A Guide to Contact Lenses
Contact lenses a.k.a “contacts” are typically used as corrective eyewear in place of eyeglasses. Contacts must be prescribed by an ECP (Eye Care Professional) who must first access the visual needs of the patient as well as the individual's eye structure and lubrication capacity (tear drops).
Though most contacts are worn to correct myopia (nearsightedness), hyperopia (farsightedness) or astigmatism, there are also contacts available to enhance or change the color of the eye with or without a prescription for visual correction. Theatrical contacts are also available to give the eye an appearance that matches a theatrical costume like a cat or zombie.
Contact Lens Types
- Hard Lenses: Made from PMMA, which is plexiglass or lucite, these lenses are almost never used anymore but may be preferred or required by the patient.
- Soft Lenses: The most commonly prescribed contact lens are these gel-like containing plastics the size of the iris of the eye. More recently, the silicone hydrogel lenses have been introduced and are generally preferred by practitioners since they allow more oxygen to pass between the lens and the eye and are less likely to dry out.
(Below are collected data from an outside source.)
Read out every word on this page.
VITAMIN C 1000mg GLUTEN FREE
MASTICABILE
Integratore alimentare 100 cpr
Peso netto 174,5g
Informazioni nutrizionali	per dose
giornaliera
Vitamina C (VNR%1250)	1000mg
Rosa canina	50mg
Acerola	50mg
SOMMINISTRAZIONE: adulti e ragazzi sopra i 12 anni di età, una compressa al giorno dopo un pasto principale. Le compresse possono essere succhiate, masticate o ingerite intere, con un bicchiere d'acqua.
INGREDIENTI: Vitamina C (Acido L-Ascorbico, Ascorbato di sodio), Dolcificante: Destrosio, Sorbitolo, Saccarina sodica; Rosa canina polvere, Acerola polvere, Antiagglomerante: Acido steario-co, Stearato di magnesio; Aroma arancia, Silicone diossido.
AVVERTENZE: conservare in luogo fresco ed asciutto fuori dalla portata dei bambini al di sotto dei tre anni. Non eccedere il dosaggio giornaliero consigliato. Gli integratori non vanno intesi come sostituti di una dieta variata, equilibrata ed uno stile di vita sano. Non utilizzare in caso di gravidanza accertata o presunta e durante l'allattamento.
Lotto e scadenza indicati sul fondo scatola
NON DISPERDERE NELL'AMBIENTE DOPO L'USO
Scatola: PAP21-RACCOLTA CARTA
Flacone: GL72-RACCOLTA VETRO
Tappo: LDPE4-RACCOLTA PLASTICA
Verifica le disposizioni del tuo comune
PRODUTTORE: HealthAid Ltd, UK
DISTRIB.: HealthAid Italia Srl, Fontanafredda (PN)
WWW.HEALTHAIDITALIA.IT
- GP or RGP Lenses: These are “oxygen permeable” lenses that are stiff, waterless plastics geared toward patients with presbyopia and a high astigmatism and a smaller than the iris of the eye.
Contact Lens Wear
Those who wear contacts may choose whether or not they prefer daily wear or extended wear lenses.
- Daily Wear contacts can be worn throughout the day but must be removed and cleaned nightly. Daily wear contact lenses come in different durations of wear time and must be eventually disposed of and replaced with a fresh pair. There are contacts that are disposed of daily, weekly or monthly depending on the preference as well as the visual needs of the patient.
- Extended Wear contacts can be safely worn overnight or up to 7 consecutive days without removal. Continuous wear lenses are a type of extended wear that can be worn for up to 30 consecutive nights without removal.
There are also contact options available for more severe eye diseases and may need to be custom made to fit and serve the purpose of a special needs situation. Almost anyone these days can wear contacts, in fact 1 out of 5 people in the U.S. is a contact lens wearer. Whether the purpose for contact lens wear is a replacement to glasses or for more aesthetic purposes there is bound to be a healthy contact option available for everyone.